Par acte de commissaire de justice du 3 janvier 2024, le bailleur a fait délivrer à M. [Y] [J] un commandement de payer la somme principale de 7878,09 euros au titre de l’arriéré locatif dans un délai de deux mois, en visant une clause résolutoire. Ce commandement a été signifié selon les modalités de l’article 659 du code de procédure civile à Mme [N] [T] épouse [J].
La commission de coordination des actions prévention des expulsions locatives a été informée de la situation de M. [Y] [J] et de Mme [N] [T] épouse [J] le 22 janvier 2024.
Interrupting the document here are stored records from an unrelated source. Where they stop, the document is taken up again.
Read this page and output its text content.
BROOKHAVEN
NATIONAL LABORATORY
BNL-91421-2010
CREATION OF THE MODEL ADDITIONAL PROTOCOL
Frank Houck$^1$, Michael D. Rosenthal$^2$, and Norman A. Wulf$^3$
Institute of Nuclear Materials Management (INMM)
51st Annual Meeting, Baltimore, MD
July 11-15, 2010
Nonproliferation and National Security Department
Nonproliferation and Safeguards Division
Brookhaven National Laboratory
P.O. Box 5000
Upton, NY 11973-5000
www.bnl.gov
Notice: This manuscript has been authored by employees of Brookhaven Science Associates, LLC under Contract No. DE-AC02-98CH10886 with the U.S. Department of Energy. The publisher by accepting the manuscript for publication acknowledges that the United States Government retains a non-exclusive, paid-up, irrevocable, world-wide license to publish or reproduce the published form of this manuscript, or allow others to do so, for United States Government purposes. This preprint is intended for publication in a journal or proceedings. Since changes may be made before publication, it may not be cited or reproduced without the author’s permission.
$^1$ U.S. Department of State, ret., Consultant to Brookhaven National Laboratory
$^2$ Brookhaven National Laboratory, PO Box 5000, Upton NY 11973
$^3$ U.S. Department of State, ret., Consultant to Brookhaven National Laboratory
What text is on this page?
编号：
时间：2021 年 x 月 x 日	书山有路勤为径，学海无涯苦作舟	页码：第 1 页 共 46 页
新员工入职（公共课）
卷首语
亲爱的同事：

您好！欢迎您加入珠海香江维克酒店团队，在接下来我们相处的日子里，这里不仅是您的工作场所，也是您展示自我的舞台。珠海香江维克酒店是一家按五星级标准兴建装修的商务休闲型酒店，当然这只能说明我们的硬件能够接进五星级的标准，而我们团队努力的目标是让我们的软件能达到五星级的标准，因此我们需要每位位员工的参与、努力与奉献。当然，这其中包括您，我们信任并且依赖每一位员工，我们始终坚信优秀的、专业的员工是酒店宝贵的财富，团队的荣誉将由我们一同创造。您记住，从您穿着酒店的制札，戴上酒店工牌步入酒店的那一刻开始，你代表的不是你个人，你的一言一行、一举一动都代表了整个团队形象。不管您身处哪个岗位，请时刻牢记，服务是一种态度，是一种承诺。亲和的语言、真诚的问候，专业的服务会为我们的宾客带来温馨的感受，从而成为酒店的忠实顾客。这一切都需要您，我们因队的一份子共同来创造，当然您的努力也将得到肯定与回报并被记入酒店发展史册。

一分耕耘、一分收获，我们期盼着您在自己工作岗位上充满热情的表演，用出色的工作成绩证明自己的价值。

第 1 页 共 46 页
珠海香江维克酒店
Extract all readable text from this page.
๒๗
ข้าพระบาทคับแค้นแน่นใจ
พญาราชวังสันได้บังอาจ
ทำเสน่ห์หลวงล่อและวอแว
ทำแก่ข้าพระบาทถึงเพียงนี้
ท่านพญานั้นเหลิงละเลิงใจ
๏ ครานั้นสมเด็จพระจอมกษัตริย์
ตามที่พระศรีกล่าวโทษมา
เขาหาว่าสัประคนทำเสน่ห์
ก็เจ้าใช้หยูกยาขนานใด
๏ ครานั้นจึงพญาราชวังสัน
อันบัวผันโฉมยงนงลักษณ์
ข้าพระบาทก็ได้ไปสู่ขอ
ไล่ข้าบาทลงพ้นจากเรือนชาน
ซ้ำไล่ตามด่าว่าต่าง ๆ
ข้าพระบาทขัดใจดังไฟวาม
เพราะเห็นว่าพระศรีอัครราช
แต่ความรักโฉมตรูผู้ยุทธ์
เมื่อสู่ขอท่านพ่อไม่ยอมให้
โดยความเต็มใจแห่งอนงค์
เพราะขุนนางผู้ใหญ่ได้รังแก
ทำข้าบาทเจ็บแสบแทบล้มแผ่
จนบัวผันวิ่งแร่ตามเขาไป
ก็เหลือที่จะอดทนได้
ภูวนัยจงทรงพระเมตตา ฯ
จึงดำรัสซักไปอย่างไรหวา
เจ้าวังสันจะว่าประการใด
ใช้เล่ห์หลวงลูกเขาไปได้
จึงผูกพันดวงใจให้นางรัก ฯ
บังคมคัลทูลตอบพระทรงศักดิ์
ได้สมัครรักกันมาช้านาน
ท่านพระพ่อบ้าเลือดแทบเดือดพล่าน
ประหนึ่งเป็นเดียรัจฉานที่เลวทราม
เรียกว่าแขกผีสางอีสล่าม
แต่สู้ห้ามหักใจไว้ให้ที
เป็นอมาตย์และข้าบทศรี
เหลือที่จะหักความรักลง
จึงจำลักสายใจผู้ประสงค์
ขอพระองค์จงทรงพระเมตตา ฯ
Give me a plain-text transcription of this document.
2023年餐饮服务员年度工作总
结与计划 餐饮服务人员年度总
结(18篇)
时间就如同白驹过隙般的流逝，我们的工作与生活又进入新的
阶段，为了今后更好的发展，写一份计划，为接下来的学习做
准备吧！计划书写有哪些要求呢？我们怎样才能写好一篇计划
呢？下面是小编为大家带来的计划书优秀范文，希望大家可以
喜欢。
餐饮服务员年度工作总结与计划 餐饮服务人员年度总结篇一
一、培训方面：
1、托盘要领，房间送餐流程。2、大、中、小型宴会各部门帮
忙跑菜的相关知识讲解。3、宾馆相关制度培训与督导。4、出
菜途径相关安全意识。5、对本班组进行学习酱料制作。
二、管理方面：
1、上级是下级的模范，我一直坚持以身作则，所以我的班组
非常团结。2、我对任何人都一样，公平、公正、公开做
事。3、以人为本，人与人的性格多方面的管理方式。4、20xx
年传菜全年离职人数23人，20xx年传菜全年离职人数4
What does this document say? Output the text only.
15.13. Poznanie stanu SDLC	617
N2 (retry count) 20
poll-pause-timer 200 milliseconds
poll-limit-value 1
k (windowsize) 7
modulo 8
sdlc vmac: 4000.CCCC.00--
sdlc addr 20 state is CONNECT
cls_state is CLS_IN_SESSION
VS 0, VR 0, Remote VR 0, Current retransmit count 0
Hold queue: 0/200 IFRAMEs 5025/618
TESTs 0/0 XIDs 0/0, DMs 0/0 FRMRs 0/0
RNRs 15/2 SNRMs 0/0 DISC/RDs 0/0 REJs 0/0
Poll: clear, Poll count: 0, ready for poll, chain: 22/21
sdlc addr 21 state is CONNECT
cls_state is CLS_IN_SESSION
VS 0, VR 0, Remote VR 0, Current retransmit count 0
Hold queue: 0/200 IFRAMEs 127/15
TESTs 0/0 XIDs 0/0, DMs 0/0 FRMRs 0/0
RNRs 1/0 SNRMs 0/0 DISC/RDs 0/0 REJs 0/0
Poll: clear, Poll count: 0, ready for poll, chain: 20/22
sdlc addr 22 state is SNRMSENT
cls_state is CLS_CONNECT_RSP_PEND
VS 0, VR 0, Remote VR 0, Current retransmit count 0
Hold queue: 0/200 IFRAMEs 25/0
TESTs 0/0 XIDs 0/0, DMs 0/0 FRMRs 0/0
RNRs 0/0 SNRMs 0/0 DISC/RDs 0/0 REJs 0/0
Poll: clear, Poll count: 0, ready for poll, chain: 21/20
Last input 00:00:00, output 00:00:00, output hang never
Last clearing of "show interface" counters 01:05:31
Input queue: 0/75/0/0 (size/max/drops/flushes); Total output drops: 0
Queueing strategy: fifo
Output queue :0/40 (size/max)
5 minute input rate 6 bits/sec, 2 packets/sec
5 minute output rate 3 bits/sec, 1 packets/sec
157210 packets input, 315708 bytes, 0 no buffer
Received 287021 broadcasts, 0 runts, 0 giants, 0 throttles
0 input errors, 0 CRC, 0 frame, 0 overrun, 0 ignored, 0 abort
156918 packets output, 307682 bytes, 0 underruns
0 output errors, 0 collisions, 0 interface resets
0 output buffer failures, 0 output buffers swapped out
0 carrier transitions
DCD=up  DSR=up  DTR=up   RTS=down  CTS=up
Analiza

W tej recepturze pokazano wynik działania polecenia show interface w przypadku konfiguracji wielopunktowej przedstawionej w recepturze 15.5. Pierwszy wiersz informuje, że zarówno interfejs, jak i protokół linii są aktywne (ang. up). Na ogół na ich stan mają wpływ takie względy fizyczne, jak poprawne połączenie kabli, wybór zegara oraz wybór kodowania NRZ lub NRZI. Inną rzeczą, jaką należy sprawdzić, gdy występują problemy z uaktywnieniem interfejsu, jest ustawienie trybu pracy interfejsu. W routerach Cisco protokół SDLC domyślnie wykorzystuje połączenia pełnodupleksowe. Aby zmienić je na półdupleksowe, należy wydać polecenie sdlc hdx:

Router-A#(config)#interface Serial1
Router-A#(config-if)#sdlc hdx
Par assignation du 24 juillet 2024, PARIS HABITAT-OPH a ensuite saisi le juge des contentieux de la protection du tribunal judiciaire de Paris en référé pour faire constater l’acquisition de la clause résolutoire, être autorisé à faire procéder à l’expulsion de M. [Y] [J] et de Mme [N] [T] épouse [J] et obtenir leur condamnation solidaire au paiement des sommes suivantes :
une indemnité mensuelle d’occupation d’un montant égal à celui du loyer et des charges, à compter de la résiliation du bail et jusqu’à libération des lieux,8665,02 euros à titre de provision sur l’arriéré locatif arrêté au 11 juillet 2024, avec intérêts au taux légal à compter de l’assignation,400 euros sur le fondement de l’article 700 du code de procédure civile, outre les entiers dépens.
L’assignation a été notifiée au représentant de l’État dans le département le 25 juillet 2024, mais aucun diagnostic social et financier n’est parvenu au greffe avant l’audience.
À l’audience du 9 janvier 2025, [Localité 7] HABITAT-OPH, représenté par son avocat, maintient l’intégralité de ses demandes, et précise que la dette locative, actualisée au 17 décembre 2024, s’élève désormais à 8273,50 euros. [Localité 7] HABITAT-OPH considère enfin qu’il y a bien eu une reprise du paiement intégral du loyer courant avant l’audience, et sollicite l’octroi de délai de paiement selon un échéancier prévoyant des mensualités égales et la suspension de la clause résolutoire.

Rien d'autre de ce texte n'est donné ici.